Ultime point crucial sur lequel les co-auteurs insistent également : l’argent ! A leurs yeux, les dispositifs mis en place n’auront d’intérêt que si les investissements sont suffisants et durables, y compris en termes de ressources humaines. Là aussi, le constat peut sembler relever de l’évidence même. Pourtant, combien d’entreprises en sont encore aujourd’hui à ergoter sur les budgets numériques ou alors à tout dépenser pour une pseudo-solution technique qui ne couvre pas forcément les réels besoins de l’équipe communication ? La question est effectivement loin d’être neutre. Une veille numérique pertinente et au long cours suppose des ressources budgétaires significatives qui au final, coûteront toujours moins cher qu’une crise digitale mal gérée.

Et maintenant, direction la librairie !

Brand vandals - imageCe bref résumé est loin de refléter l’extrême richesse des analyses formulées par Steve Earl et Stephen Waddington. Ils abordent ainsi d’autres notions pareillement capitales comme la confiance à instaurer avec les parties prenantes, la mobilisation des employées qui doit aller au-delà des discours convenus de la communication interne, le juste équilibre à instiller entre transparence et vérité, etc. Pour quiconque se pose des questions sur la nécessité de mettre au rebut les astuces vermoulues de la com’ d’antan ou les ficelles sulfureuses des spin doctors, voici un ouvrage qu’il convient de lire et relire autant de fois que nécessaire.

A l’heure des « vandales de marques » capables de mettre en vrac une réputation à coups de quelques clics, il est irresponsable et non-professionnel que de continuer à s’agripper au bastingage de la communication d’officine telle que d’aucuns la pratiquent malheureusement encore. La réputation ne se décrète plus avec des mains sur le cœur et des oreilles bouchées mais avec des mains tendues vers les autres et des oreilles ouvertes à la critique. En cela, les « vandales de marques » doivent inciter les communicants et les dirigeants à daigner embrasser cette nouvelle donne numérique où ces derniers peuvent aussi gagner et rebondir efficacement s’ils s’en donnent la peine et les moyens.

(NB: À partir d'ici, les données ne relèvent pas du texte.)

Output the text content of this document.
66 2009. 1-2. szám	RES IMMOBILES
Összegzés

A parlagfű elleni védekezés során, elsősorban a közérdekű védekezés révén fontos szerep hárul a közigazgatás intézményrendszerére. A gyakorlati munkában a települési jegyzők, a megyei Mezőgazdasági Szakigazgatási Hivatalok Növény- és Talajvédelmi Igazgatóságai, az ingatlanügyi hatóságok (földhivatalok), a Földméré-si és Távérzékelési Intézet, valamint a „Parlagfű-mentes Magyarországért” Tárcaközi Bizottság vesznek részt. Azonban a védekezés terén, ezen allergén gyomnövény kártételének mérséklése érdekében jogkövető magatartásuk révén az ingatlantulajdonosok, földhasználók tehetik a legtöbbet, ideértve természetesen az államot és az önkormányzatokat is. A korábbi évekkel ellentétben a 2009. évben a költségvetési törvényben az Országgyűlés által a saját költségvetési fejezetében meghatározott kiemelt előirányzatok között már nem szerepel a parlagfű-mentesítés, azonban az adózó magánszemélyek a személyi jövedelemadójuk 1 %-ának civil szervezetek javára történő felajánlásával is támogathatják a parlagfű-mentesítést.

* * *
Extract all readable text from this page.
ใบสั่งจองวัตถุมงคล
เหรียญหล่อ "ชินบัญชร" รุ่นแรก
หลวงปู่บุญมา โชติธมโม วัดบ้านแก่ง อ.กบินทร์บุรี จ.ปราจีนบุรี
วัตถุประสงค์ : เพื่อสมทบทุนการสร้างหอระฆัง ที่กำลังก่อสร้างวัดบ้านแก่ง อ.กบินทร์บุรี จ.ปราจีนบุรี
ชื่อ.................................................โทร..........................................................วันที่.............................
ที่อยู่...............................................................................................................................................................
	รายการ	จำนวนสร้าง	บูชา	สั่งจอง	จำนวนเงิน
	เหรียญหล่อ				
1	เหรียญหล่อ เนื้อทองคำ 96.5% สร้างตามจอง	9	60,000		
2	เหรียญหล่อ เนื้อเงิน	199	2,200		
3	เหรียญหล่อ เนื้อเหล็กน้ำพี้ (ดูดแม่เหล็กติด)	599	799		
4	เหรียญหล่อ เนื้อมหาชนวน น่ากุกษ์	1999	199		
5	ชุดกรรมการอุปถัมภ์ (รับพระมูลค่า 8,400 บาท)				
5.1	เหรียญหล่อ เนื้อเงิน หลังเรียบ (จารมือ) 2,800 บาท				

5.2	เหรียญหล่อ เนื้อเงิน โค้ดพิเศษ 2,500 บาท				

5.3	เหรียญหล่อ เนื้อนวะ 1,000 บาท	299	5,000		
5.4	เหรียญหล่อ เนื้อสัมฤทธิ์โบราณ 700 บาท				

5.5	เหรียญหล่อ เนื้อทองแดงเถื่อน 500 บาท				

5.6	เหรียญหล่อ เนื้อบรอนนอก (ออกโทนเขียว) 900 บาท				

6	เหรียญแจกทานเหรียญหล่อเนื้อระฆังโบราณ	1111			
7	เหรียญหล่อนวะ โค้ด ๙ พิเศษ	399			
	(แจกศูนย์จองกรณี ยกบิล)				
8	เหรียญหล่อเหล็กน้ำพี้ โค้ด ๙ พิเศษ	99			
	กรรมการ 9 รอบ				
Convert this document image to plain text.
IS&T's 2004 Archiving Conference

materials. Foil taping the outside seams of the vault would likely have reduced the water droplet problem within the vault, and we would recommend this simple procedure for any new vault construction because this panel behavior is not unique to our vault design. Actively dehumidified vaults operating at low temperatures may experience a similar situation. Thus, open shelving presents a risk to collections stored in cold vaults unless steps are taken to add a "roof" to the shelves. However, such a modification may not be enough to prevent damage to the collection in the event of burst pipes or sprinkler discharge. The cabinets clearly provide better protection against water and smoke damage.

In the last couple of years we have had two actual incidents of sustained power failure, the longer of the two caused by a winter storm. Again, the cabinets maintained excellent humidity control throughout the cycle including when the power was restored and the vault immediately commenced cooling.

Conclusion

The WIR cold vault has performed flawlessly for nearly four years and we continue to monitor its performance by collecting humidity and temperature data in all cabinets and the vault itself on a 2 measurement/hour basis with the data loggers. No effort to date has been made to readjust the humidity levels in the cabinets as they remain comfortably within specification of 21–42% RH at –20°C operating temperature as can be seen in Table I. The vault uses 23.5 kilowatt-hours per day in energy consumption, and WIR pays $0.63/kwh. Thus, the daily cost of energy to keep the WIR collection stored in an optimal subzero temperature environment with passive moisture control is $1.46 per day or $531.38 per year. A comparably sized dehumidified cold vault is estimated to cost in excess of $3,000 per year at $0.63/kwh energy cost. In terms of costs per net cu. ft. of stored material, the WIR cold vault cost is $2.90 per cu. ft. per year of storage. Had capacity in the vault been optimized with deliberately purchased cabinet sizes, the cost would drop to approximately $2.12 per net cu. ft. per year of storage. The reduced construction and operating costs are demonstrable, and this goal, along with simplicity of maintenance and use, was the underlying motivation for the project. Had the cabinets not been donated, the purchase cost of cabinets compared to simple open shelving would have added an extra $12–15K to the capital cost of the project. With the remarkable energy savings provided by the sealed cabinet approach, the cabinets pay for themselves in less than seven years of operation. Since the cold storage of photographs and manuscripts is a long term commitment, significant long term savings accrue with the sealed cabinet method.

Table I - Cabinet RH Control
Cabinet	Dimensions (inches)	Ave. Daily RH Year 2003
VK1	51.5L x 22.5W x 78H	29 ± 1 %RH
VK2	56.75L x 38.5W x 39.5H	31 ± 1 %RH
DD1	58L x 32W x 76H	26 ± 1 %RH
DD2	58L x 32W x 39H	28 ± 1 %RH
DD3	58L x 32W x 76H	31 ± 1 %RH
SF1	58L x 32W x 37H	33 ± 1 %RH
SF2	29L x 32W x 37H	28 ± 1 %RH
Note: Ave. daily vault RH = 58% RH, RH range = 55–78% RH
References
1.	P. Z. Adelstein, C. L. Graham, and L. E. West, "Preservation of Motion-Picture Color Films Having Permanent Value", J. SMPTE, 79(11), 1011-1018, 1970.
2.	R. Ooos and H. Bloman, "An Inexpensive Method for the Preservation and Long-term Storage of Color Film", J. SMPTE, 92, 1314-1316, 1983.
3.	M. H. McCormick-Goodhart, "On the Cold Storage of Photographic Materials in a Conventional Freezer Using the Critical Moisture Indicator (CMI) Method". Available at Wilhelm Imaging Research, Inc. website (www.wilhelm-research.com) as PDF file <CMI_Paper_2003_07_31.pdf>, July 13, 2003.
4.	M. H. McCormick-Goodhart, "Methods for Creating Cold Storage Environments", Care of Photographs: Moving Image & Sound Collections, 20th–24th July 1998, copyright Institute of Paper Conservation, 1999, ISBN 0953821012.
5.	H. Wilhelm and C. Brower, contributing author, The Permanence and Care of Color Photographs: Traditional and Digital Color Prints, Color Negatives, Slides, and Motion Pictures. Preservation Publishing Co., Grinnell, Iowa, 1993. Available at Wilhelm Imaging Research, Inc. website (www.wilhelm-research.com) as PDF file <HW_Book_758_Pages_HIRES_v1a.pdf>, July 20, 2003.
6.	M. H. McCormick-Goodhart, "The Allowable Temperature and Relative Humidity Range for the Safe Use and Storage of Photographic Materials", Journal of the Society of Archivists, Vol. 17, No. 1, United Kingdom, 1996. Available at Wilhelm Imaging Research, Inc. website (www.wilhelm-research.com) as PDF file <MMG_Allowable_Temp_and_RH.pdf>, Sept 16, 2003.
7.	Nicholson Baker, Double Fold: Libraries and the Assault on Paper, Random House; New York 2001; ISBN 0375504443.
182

Alors, lisez « #BrandVandals » et vous verrez vos plans stratégiques sous un autre œil !

Je tiens à remercier mon ami Tom Liacas, consultant canadien et stratège digital hors pair qui m’a conseillé la lecture de cet ébouriffant et rafraîchissant livre.

Le pitch de l’éditeur

Steve Earl & Stephen Waddington – « #BrandVandals – Reputation wreckers and how to build better defences » – Bloomsbury – 12£99 (uniquement édité en anglais) – 270 pages – Novembre 2013

Thanks to the rise of social media, what audiences think and say about organisations has never been more critical. Steve Earl and Stephen Waddington’s Brand Anarchy examined the impact of media change and the new reputation landscape brought about by disaffected shareholders, customers and staff voicing their opinions to a global Internet audience.
The authors continue the story here with the brand vandals going one step further; mobilising themselves, and the Internet, to wage war on organisations and willfully cause lasting reputational damage.

For the organisation, engagement isn’t an option – it’s a necessity. Brand vandals are forcing a level of dialogue that organisations, public and private, have never had to contemplate before. Smart organisations are helping to define the future of modern brand communication by retooling their public relations and communications teams to truly get to grips with the challenge of engaging audiences in a 24/7 conversation that not only answers criticism, but positively rebuilds corporate reputation. Is your organisation ready for the brand vandals?